Allelopathic effect of methanol extracts from Tinospora tuberculata on selected crops and rice weeds
Aslani, Farzad and Juraimi, Abdul Shukor and Ahmad Hamdani, Muhammad Saiful and Omar, Dzolkhifli and Alam, Md Amirul and Hashemi, Farahnaz Sadat Golestan and Hakim, Md Abdul and Uddin, Md. Kamal (2014) Allelopathic effect of methanol extracts from Tinospora tuberculata on selected crops and rice weeds. Acta Agriculturae Scandinavica, Section B — Soil & Plant Science, 64 (2). pp. 165-177. ISSN 0906-4710; ESSN: 1651-1913
Herbicidal potential of aerial parts of Tinospora tuberculata on germination and seedling growth of seven test plant species, namely rice (Oryza sativa L.); two rice weeds, barnyardgrass (Echinochloa crus-galli L.) and weedy rice (O. sativa f. spontanea); and four vegetable crops, lettuce (Lactuca sativa L.), tomato (Solanum lycopersicum L.), carrot (Daucus carota L.), and cucumber (Cucumis sativus L.) were evaluated. Six concentrations of methanol extract (3.12, 6.25, 12.5, 25, 50, and 100 g L−1) were compared with the control (distilled water).

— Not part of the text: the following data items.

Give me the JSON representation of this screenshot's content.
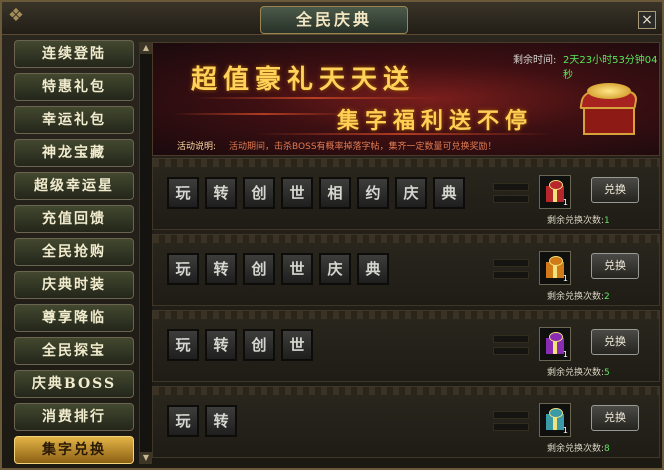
{
  "window": {
    "title": "全民庆典",
    "close_icon": "×"
  },
  "sidebar": {
    "items": [
      {
        "label": "连续登陆"
      },
      {
        "label": "特惠礼包"
      },
      {
        "label": "幸运礼包"
      },
      {
        "label": "神龙宝藏"
      },
      {
        "label": "超级幸运星"
      },
      {
        "label": "充值回馈"
      },
      {
        "label": "全民抢购"
      },
      {
        "label": "庆典时装"
      },
      {
        "label": "尊享降临"
      },
      {
        "label": "全民探宝"
      },
      {
        "label": "庆典BOSS"
      },
      {
        "label": "消费排行"
      },
      {
        "label": "集字兑换"
      }
    ],
    "active_index": 12
  },
  "banner": {
    "title1": "超值豪礼天天送",
    "title2": "集字福利送不停",
    "time_label": "剩余时间:",
    "time_value": "2天23小时53分钟04秒",
    "desc_label": "活动说明:",
    "desc_text": "活动期间，击杀BOSS有概率掉落字帖，集齐一定数量可兑换奖励！"
  },
  "exchange_rows": [
    {
      "chars": [
        "玩",
        "转",
        "创",
        "世",
        "相",
        "约",
        "庆",
        "典"
      ],
      "button": "兑换",
      "remain_label": "剩余兑换次数:",
      "remain": "1",
      "gift_qty": "1",
      "gift_color": "#b7262a"
    },
    {
      "chars": [
        "玩",
        "转",
        "创",
        "世",
        "庆",
        "典"
      ],
      "button": "兑换",
      "remain_label": "剩余兑换次数:",
      "remain": "2",
      "gift_qty": "1",
      "gift_color": "#d07a18"
    },
    {
      "chars": [
        "玩",
        "转",
        "创",
        "世"
      ],
      "button": "兑换",
      "remain_label": "剩余兑换次数:",
      "remain": "5",
      "gift_qty": "1",
      "gift_color": "#8a2cb3"
    },
    {
      "chars": [
        "玩",
        "转"
      ],
      "button": "兑换",
      "remain_label": "剩余兑换次数:",
      "remain": "8",
      "gift_qty": "1",
      "gift_color": "#3a9aa6"
    }
  ],
  "colors": {
    "accent_gold": "#ffd35a",
    "remain_green": "#5ee35f",
    "active_tab": "#e3b445"
  }
}
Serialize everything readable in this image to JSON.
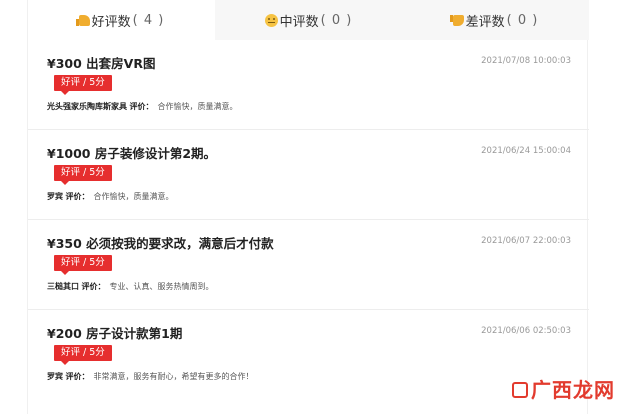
{
  "tabs": [
    {
      "icon": "thumbs-up-icon",
      "label": "好评数",
      "count": "( 4 )",
      "active": true
    },
    {
      "icon": "neutral-face-icon",
      "label": "中评数",
      "count": "( 0 )",
      "active": false
    },
    {
      "icon": "thumbs-down-icon",
      "label": "差评数",
      "count": "( 0 )",
      "active": false
    }
  ],
  "reviews": [
    {
      "title": "¥300 出套房VR图",
      "date": "2021/07/08 10:00:03",
      "badge": "好评 / 5分",
      "reviewer": "光头强家乐陶库斯家具",
      "label": "评价：",
      "text": "合作愉快，质量满意。"
    },
    {
      "title": "¥1000 房子装修设计第2期。",
      "date": "2021/06/24 15:00:04",
      "badge": "好评 / 5分",
      "reviewer": "罗宾",
      "label": "评价：",
      "text": "合作愉快，质量满意。"
    },
    {
      "title": "¥350 必须按我的要求改，满意后才付款",
      "date": "2021/06/07 22:00:03",
      "badge": "好评 / 5分",
      "reviewer": "三槌其口",
      "label": "评价：",
      "text": "专业、认真、服务热情周到。"
    },
    {
      "title": "¥200 房子设计款第1期",
      "date": "2021/06/06 02:50:03",
      "badge": "好评 / 5分",
      "reviewer": "罗宾",
      "label": "评价：",
      "text": "非常满意，服务有耐心，希望有更多的合作！"
    }
  ],
  "watermark": {
    "text": "广西龙网"
  }
}
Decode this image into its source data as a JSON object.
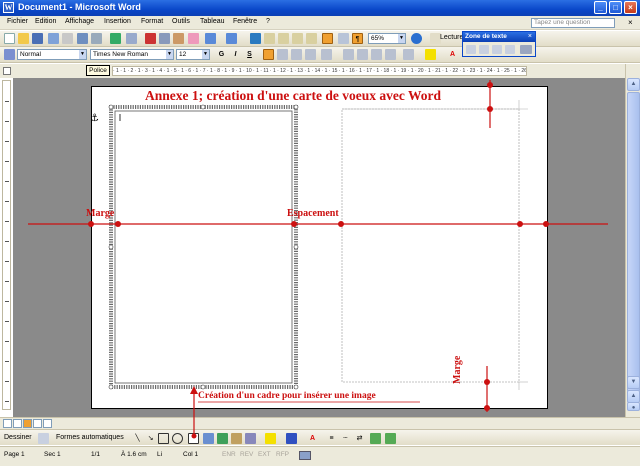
{
  "window": {
    "title": "Document1 - Microsoft Word",
    "minimize_glyph": "_",
    "maximize_glyph": "□",
    "close_glyph": "×"
  },
  "menubar": {
    "items": [
      "Fichier",
      "Edition",
      "Affichage",
      "Insertion",
      "Format",
      "Outils",
      "Tableau",
      "Fenêtre",
      "?"
    ],
    "help_placeholder": "Tapez une question",
    "mdi_close": "×"
  },
  "toolbar_standard": {
    "zoom": "65%",
    "reading_label": "Lecture"
  },
  "toolbar_format": {
    "style": "Normal",
    "font": "Times New Roman",
    "size": "12",
    "bold": "G",
    "italic": "I",
    "underline": "S"
  },
  "textbox_toolbar": {
    "title": "Zone de texte",
    "close": "×"
  },
  "ruler": {
    "tooltip": "Police",
    "scale": "· 1 · 1 · 2 · 1 · 3 · 1 · 4 · 1 · 5 · 1 · 6 · 1 · 7 · 1 · 8 · 1 · 9 · 1 · 10 · 1 · 11 · 1 · 12 · 1 · 13 · 1 · 14 · 1 · 15 · 1 · 16 · 1 · 17 · 1 · 18 · 1 · 19 · 1 · 20 · 1 · 21 · 1 · 22 · 1 · 23 · 1 · 24 · 1 · 25 · 1 · 26 · 1 · 27 ·"
  },
  "annotations": {
    "title": "Annexe 1; création d'une carte de voeux avec Word",
    "marge_left": "Marge",
    "espacement": "Espacement",
    "creation_cadre": "Création d'un cadre pour insérer une image",
    "marge_bottom": "Marge",
    "color": "#cc1010"
  },
  "drawing_toolbar": {
    "draw_label": "Dessiner",
    "shapes_label": "Formes automatiques"
  },
  "statusbar": {
    "page": "Page 1",
    "section": "Sec 1",
    "pages": "1/1",
    "position": "À 1.6 cm",
    "line": "Li",
    "column": "Col 1",
    "enr": "ENR",
    "rev": "REV",
    "ext": "EXT",
    "rfp": "RFP"
  }
}
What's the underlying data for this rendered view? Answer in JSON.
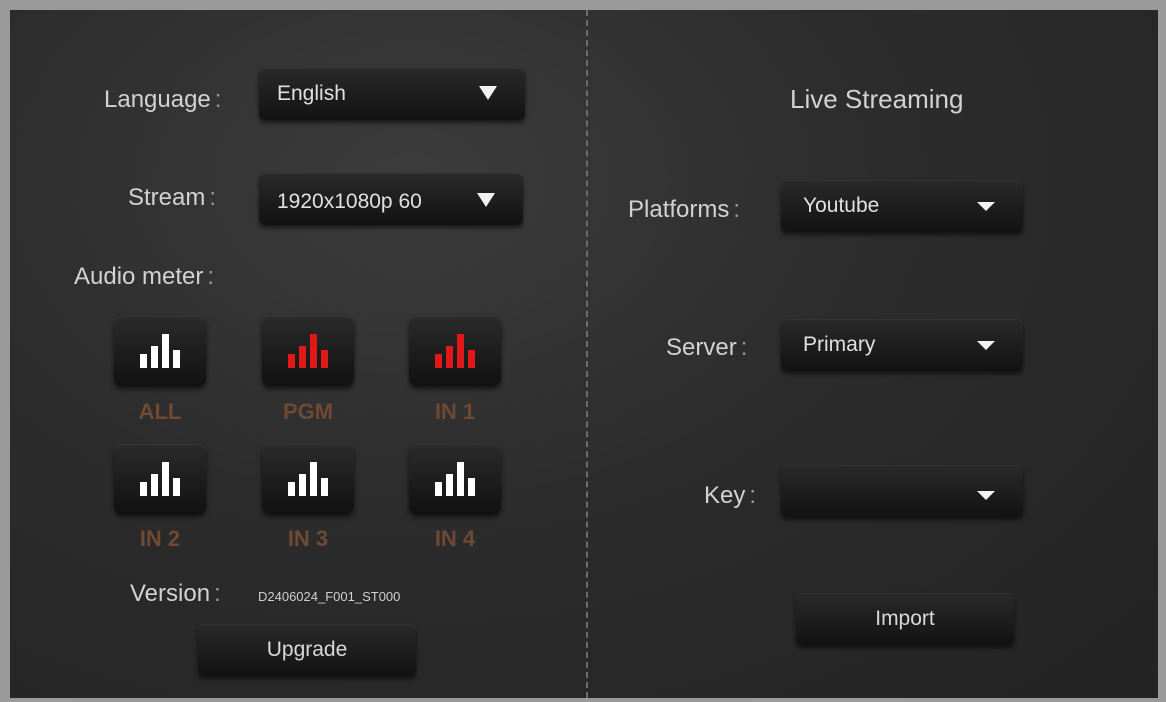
{
  "left": {
    "language": {
      "label": "Language",
      "colon": ":",
      "value": "English"
    },
    "stream": {
      "label": "Stream",
      "colon": ":",
      "value": "1920x1080p 60"
    },
    "audio_meter": {
      "label": "Audio meter",
      "colon": ":",
      "buttons": [
        {
          "label": "ALL",
          "active": false,
          "icon": "bar-meter-icon",
          "color": "#ffffff"
        },
        {
          "label": "PGM",
          "active": true,
          "icon": "bar-meter-icon",
          "color": "#e01818"
        },
        {
          "label": "IN 1",
          "active": true,
          "icon": "bar-meter-icon",
          "color": "#e01818"
        },
        {
          "label": "IN 2",
          "active": false,
          "icon": "bar-meter-icon",
          "color": "#ffffff"
        },
        {
          "label": "IN 3",
          "active": false,
          "icon": "bar-meter-icon",
          "color": "#ffffff"
        },
        {
          "label": "IN 4",
          "active": false,
          "icon": "bar-meter-icon",
          "color": "#ffffff"
        }
      ]
    },
    "version": {
      "label": "Version",
      "colon": ":",
      "value": "D2406024_F001_ST000"
    },
    "upgrade_label": "Upgrade"
  },
  "right": {
    "title": "Live Streaming",
    "platforms": {
      "label": "Platforms",
      "colon": ":",
      "value": "Youtube"
    },
    "server": {
      "label": "Server",
      "colon": ":",
      "value": "Primary"
    },
    "key": {
      "label": "Key",
      "colon": ":",
      "value": ""
    },
    "import_label": "Import"
  },
  "colors": {
    "active_meter": "#e01818",
    "inactive_meter": "#ffffff",
    "meter_label": "#6e4a34"
  }
}
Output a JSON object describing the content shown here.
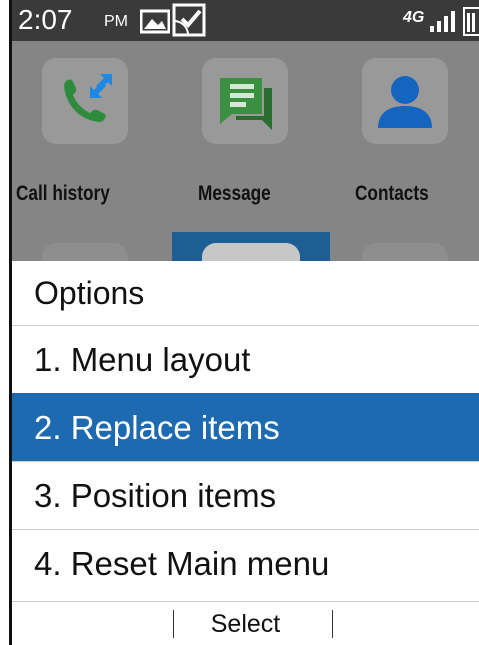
{
  "status_bar": {
    "time": "2:07",
    "ampm": "PM",
    "network_label": "4G"
  },
  "home": {
    "apps": [
      {
        "label": "Call history",
        "icon": "call-history-icon"
      },
      {
        "label": "Message",
        "icon": "message-icon"
      },
      {
        "label": "Contacts",
        "icon": "contacts-icon"
      }
    ]
  },
  "options": {
    "title": "Options",
    "items": [
      {
        "label": "1. Menu layout",
        "selected": false
      },
      {
        "label": "2. Replace items",
        "selected": true
      },
      {
        "label": "3. Position items",
        "selected": false
      },
      {
        "label": "4. Reset Main menu",
        "selected": false
      }
    ]
  },
  "softkeys": {
    "left": "",
    "center": "Select",
    "right": ""
  },
  "colors": {
    "selection": "#1d6ab0",
    "status_bar": "#3a3a3a",
    "call_green": "#2e7d32",
    "contacts_blue": "#1565c0"
  }
}
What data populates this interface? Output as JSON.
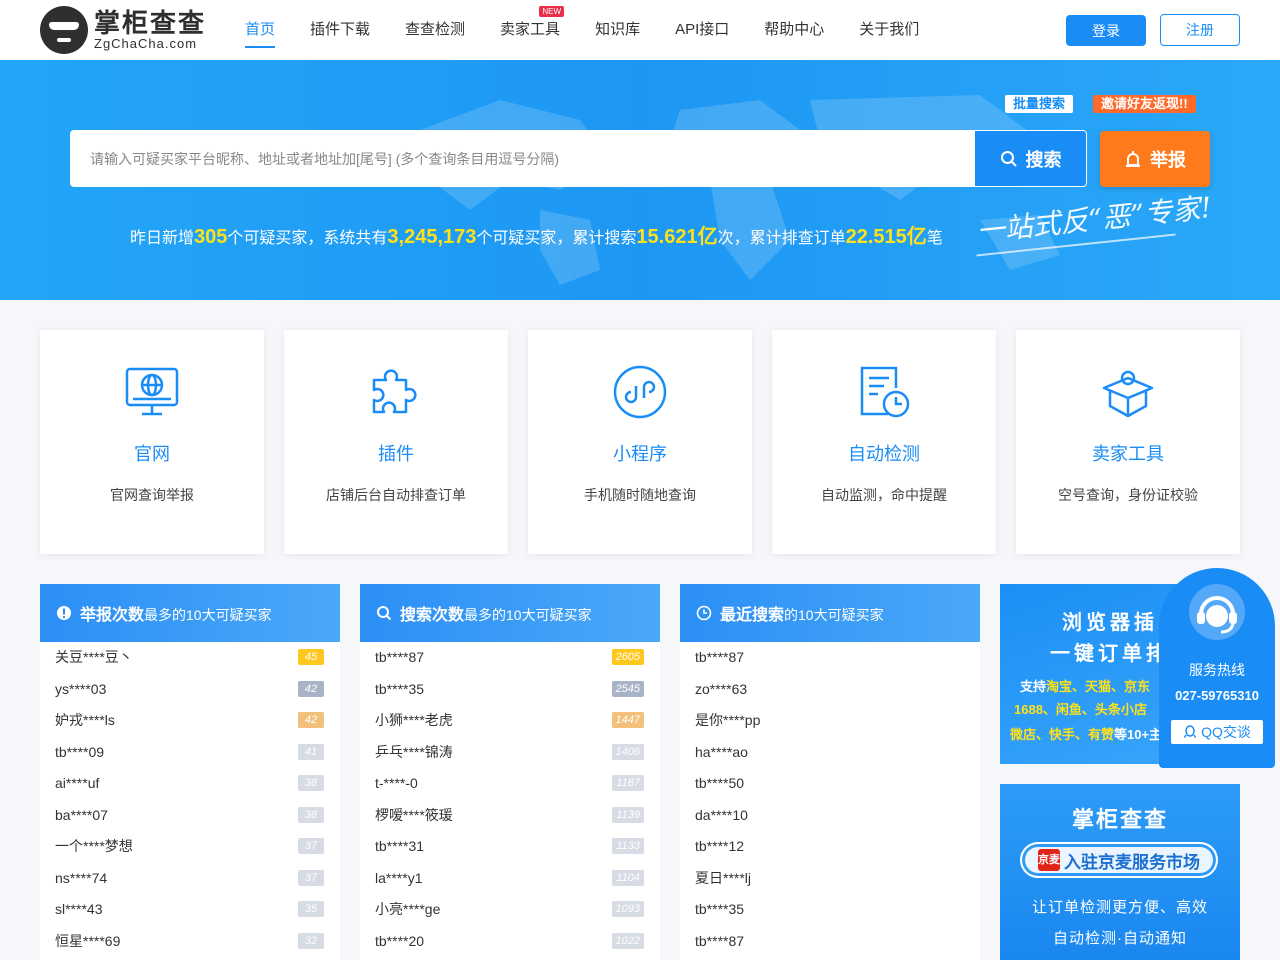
{
  "header": {
    "logo_cn": "掌柜查查",
    "logo_en": "ZgChaCha.com",
    "nav": [
      {
        "label": "首页",
        "active": true
      },
      {
        "label": "插件下载"
      },
      {
        "label": "查查检测"
      },
      {
        "label": "卖家工具",
        "badge": "NEW"
      },
      {
        "label": "知识库"
      },
      {
        "label": "API接口"
      },
      {
        "label": "帮助中心"
      },
      {
        "label": "关于我们"
      }
    ],
    "login_label": "登录",
    "register_label": "注册"
  },
  "banner": {
    "batch_search": "批量搜索",
    "invite": "邀请好友返现!!",
    "search_placeholder": "请输入可疑买家平台昵称、地址或者地址加[尾号] (多个查询条目用逗号分隔)",
    "search_label": "搜索",
    "report_label": "举报",
    "stats": {
      "t1": "昨日新增",
      "n1": "305",
      "t2": "个可疑买家，系统共有",
      "n2": "3,245,173",
      "t3": "个可疑买家，累计搜索",
      "n3": "15.621亿",
      "t4": "次，累计排查订单",
      "n4": "22.515亿",
      "t5": "笔"
    },
    "slogan": "一站式反“恶”专家!"
  },
  "features": [
    {
      "title": "官网",
      "desc": "官网查询举报",
      "icon": "monitor-globe-icon"
    },
    {
      "title": "插件",
      "desc": "店铺后台自动排查订单",
      "icon": "puzzle-icon"
    },
    {
      "title": "小程序",
      "desc": "手机随时随地查询",
      "icon": "mini-program-icon"
    },
    {
      "title": "自动检测",
      "desc": "自动监测，命中提醒",
      "icon": "document-clock-icon"
    },
    {
      "title": "卖家工具",
      "desc": "空号查询，身份证校验",
      "icon": "toolbox-icon"
    }
  ],
  "lists": [
    {
      "bold": "举报次数",
      "rest": "最多的10大可疑买家",
      "icon": "alert-icon",
      "rows": [
        {
          "name": "关豆****豆丶",
          "count": "45"
        },
        {
          "name": "ys****03",
          "count": "42"
        },
        {
          "name": "妒戎****ls",
          "count": "42"
        },
        {
          "name": "tb****09",
          "count": "41"
        },
        {
          "name": "ai****uf",
          "count": "38"
        },
        {
          "name": "ba****07",
          "count": "38"
        },
        {
          "name": "一个****梦想",
          "count": "37"
        },
        {
          "name": "ns****74",
          "count": "37"
        },
        {
          "name": "sl****43",
          "count": "35"
        },
        {
          "name": "恒星****69",
          "count": "32"
        }
      ]
    },
    {
      "bold": "搜索次数",
      "rest": "最多的10大可疑买家",
      "icon": "search-icon",
      "rows": [
        {
          "name": "tb****87",
          "count": "2605"
        },
        {
          "name": "tb****35",
          "count": "2545"
        },
        {
          "name": "小狮****老虎",
          "count": "1447"
        },
        {
          "name": "乒乓****锦涛",
          "count": "1406"
        },
        {
          "name": "t-****-0",
          "count": "1187"
        },
        {
          "name": "椤嗳****筱瑗",
          "count": "1139"
        },
        {
          "name": "tb****31",
          "count": "1133"
        },
        {
          "name": "la****y1",
          "count": "1104"
        },
        {
          "name": "小亮****ge",
          "count": "1093"
        },
        {
          "name": "tb****20",
          "count": "1022"
        }
      ]
    },
    {
      "bold": "最近搜索",
      "rest": "的10大可疑买家",
      "icon": "clock-icon",
      "rows": [
        {
          "name": "tb****87"
        },
        {
          "name": "zo****63"
        },
        {
          "name": "是你****pp"
        },
        {
          "name": "ha****ao"
        },
        {
          "name": "tb****50"
        },
        {
          "name": "da****10"
        },
        {
          "name": "tb****12"
        },
        {
          "name": "夏日****lj"
        },
        {
          "name": "tb****35"
        },
        {
          "name": "tb****87"
        }
      ]
    }
  ],
  "ad1": {
    "line1": "浏览器插",
    "line2": "一键订单排",
    "line3a": "支持",
    "line3b": "淘宝、天猫、京东",
    "line4": "1688、闲鱼、头条小店",
    "line5a": "微店、快手、有赞",
    "line5b": "等10+主"
  },
  "ad2": {
    "title": "掌柜查查",
    "jd_logo": "京麦",
    "pill": "入驻京麦服务市场",
    "line1": "让订单检测更方便、高效",
    "line2": "自动检测·自动通知"
  },
  "service": {
    "label": "服务热线",
    "phone": "027-59765310",
    "qq": "QQ交谈"
  },
  "colors": {
    "primary": "#1a8cf6",
    "accent": "#ff7a1a",
    "highlight": "#ffe11a",
    "rank_gold": "#ffc81e",
    "rank_silver": "#a9b3c8",
    "rank_bronze": "#f1c07a",
    "rank_other": "#d6dbe4"
  }
}
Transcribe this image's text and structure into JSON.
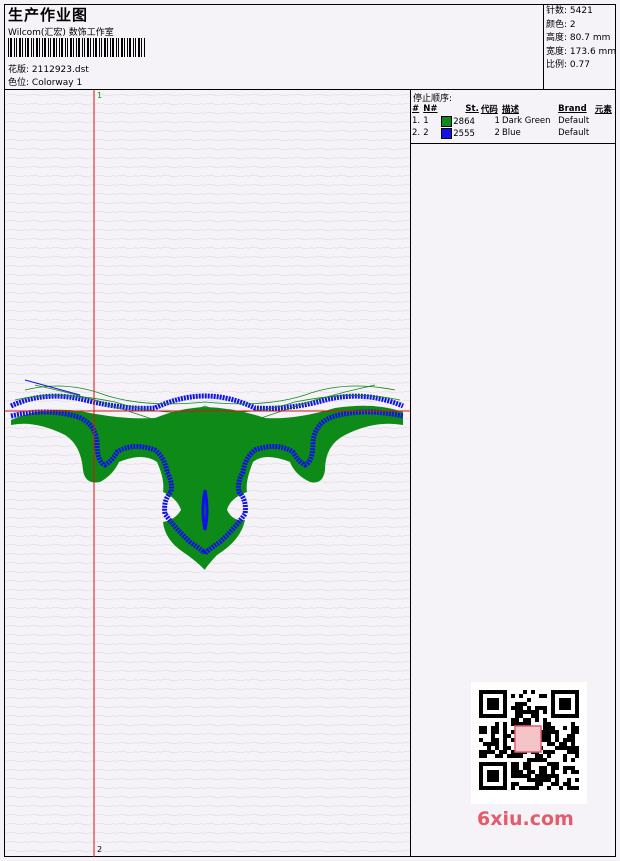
{
  "header": {
    "title": "生产作业图",
    "company": "Wilcom(汇宏) 数饰工作室",
    "design_label": "花版:",
    "design_value": "2112923.dst",
    "colorway_label": "色位:",
    "colorway_value": "Colorway 1"
  },
  "stats": [
    {
      "label": "针数:",
      "value": "5421"
    },
    {
      "label": "颜色:",
      "value": "2"
    },
    {
      "label": "高度:",
      "value": "80.7 mm"
    },
    {
      "label": "宽度:",
      "value": "173.6 mm"
    },
    {
      "label": "比例:",
      "value": "0.77"
    }
  ],
  "stop_sequence": {
    "heading": "停止顺序:",
    "columns": [
      "#",
      "N#",
      "St.",
      "代码",
      "描述",
      "Brand",
      "元素"
    ],
    "rows": [
      {
        "index": "1.",
        "n": "1",
        "stitches": "2864",
        "code": "1",
        "description": "Dark Green",
        "brand": "Default",
        "color": "#0e8a18"
      },
      {
        "index": "2.",
        "n": "2",
        "stitches": "2555",
        "code": "2",
        "description": "Blue",
        "brand": "Default",
        "color": "#1010e8"
      }
    ]
  },
  "canvas": {
    "marker_top": "1",
    "marker_bottom": "2",
    "thread_colors": {
      "green": "#0e8a18",
      "blue": "#1010e8",
      "guide": "#e01010"
    }
  },
  "watermark": "6xiu.com"
}
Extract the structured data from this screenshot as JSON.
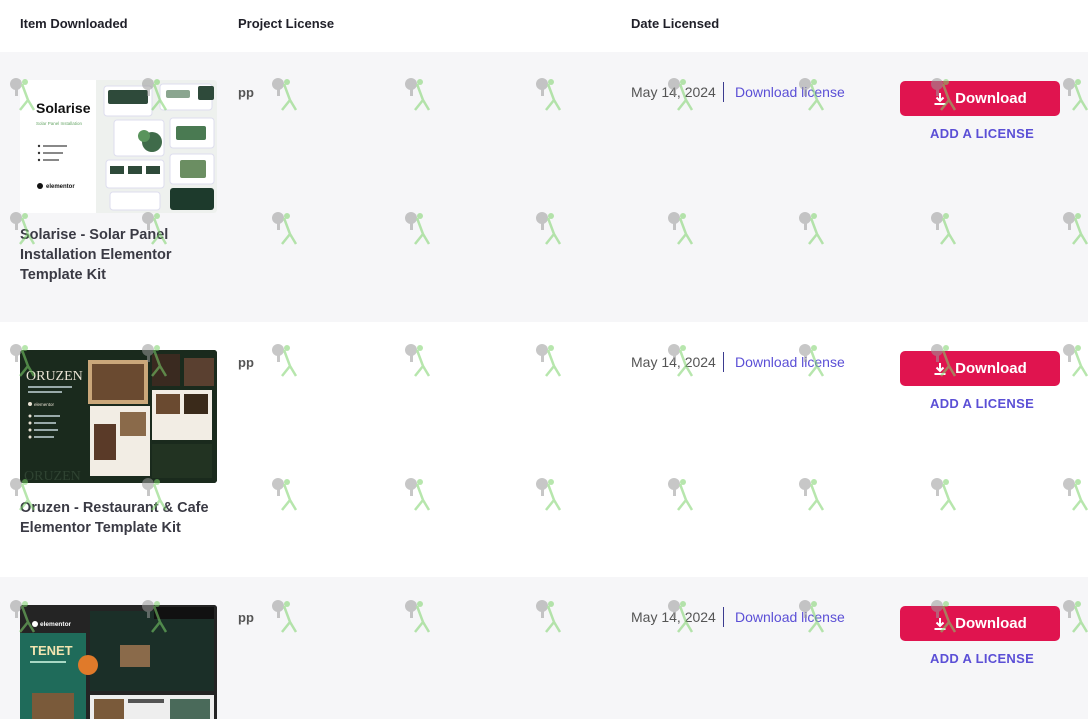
{
  "headers": {
    "item": "Item Downloaded",
    "project": "Project License",
    "date": "Date Licensed"
  },
  "rows": [
    {
      "title": "Solarise - Solar Panel Installation Elementor Template Kit",
      "thumb": {
        "brand": "Solarise",
        "tagline": "Solar Panel Installation",
        "logo": "elementor"
      },
      "project": "pp",
      "date": "May 14, 2024",
      "license_link": "Download license",
      "download": "Download",
      "add_license": "ADD A LICENSE"
    },
    {
      "title": "Oruzen - Restaurant & Cafe Elementor Template Kit",
      "thumb": {
        "brand": "ORUZEN",
        "logo": "elementor"
      },
      "project": "pp",
      "date": "May 14, 2024",
      "license_link": "Download license",
      "download": "Download",
      "add_license": "ADD A LICENSE"
    },
    {
      "title": "",
      "thumb": {
        "brand": "TENET",
        "logo": "elementor"
      },
      "project": "pp",
      "date": "May 14, 2024",
      "license_link": "Download license",
      "download": "Download",
      "add_license": "ADD A LICENSE"
    }
  ],
  "colors": {
    "download_button": "#e0144f",
    "link": "#5b4fd6",
    "row_alt": "#f6f6f8"
  },
  "icons": [
    "download-icon",
    "watermark-icon"
  ]
}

The rate of seed germination and the radicle and hypocotyl length of 7-day-old test plant seedlings were reduced as the concentration of extracts increased compared to the control. Generally, the degree of toxicity of extracts derived from the leaves was more than the extracts derived from the stem. Cluster analysis and the concentrations required for 50% inhibition (defined as EC50) of all parameters showed that radicle growth was more suppressed than germination and hypocotyl growth. Lettuce and carrot were observed as the most sensitive plants while rice showed the highest tolerance to both extracts. Moreover, the dicot target plants were affected more severely than the monocots when treated with leaf extract. The chemical composition of the T. tuberculata methanolic extracts was analyzed by a GC–MS system. A total of 92 and 22 constituents (not previously identified) were found in the leaves and stem, respectively. The results showed that 17 of the 92 components in the leaves, as compared to 4 of 22 compounds in the stem, are known as toxic compounds. These results suggest that T. tuberculata contains a significant source of plant growth inhibitors with potential for the development of future natural herbicide.